Y Michael le demostró lo romántica que puede llegar a ser una biblioteca.

Capítulo 21

… unas pocas letras para decirte que he llegado bien a Escocia. Debo decir que me alegra estar aquí. Londres estaba tan estimulante como siempre, pero creo que yo necesitaba un poco de silencio y quietud. Aquí en el campo me siento mucho más centrada y en paz.

De la carta de la condesa de Kilmartin a su madre, la vizcondesa

Bridgerton viuda, al día siguiente de su llegada a Kilmartin.

Tres semanas después, Francesca seguía sin saber qué hacer.

Michael le había propuesto el tema del matrimonio otras dos veces, y cada vez ella había logrado evadir la respuesta. Si consideraba su proposición, tendría que pensar, de verdad. Tendría que pensar en él, tendría que pensar en John y, lo peor de todo, tendría que pensar en ella.

Y tendría que decidir qué hacer. Vivía diciéndose que sólo se casaría con él si se quedaba embarazada, pero una y otra vez volvía a la habitación de él y se dejaba seducir.

Aunque en realidad eso último ya no era cierto. Se engañaba si creía que necesitaba que él la sedujera para hacerle espacio en su cama. Ella se había convertido en la mala, por mucho que intentara ocultarse de esa realidad diciéndose que salía a vagar por la noche en camisón y bata porque estaba desasosegada, no porque fuera a buscar la compañía de él.

Pero siempre lo encontraba. Y si no lo encontraba, se colocaba en un lugar donde él la encontrara.

Y jamás decía no.

Michael se estaba impacientando. Lo disimulaba, pero ella lo conocía bien. Lo conocía mejor de lo que conocía a ninguna otra persona del planeta, y aunque él insistía en que la estaba cortejando, galanteándola con frases y gestos románticos, ella veía las sutiles arruguitas de impaciencia alrededor de su boca. Cuando él comenzaba una conversación que ella sabía que llevaba al tema del matrimonio, siempre cambiaba de tema antes de que él llegara a decir la palabra.

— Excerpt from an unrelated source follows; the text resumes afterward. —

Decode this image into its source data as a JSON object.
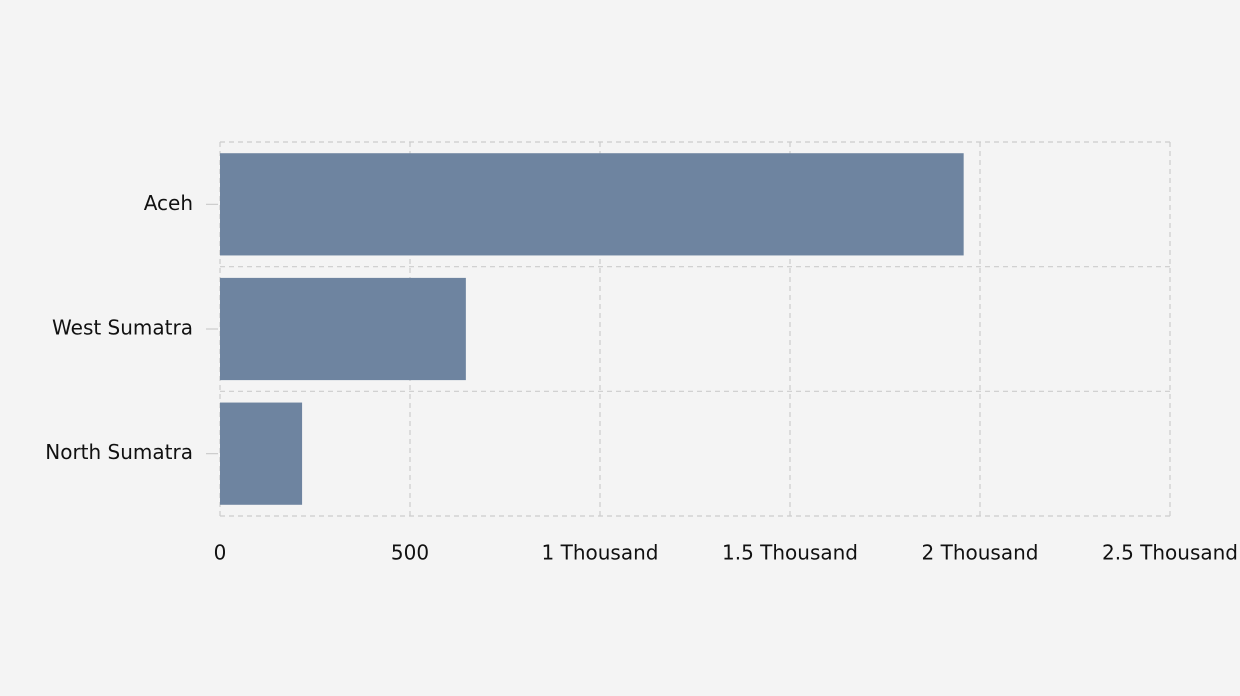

Él le dejaba salirse con la suya, pero le cambiaba la expresión de los ojos, se le ponía rígida la mandíbula y después, cuando le hacía el amor, lo que siempre hacía después de momentos como esos, lo hacía con renovada urgencia e incluso con un asomo de rabia.

De todos modos, eso no bastaba para incitarla a actuar.

No podía decirle sí. No sabía por qué; simplemente no podía.

Pero tampoco podía decirle no. Tal vez era mala, y tal vez era una lujuriosa, pero no deseaba que eso acabara. No quería que acabara la pasión y tampoco quería, se veía obligada a reconocer, quedarse sin su compañía.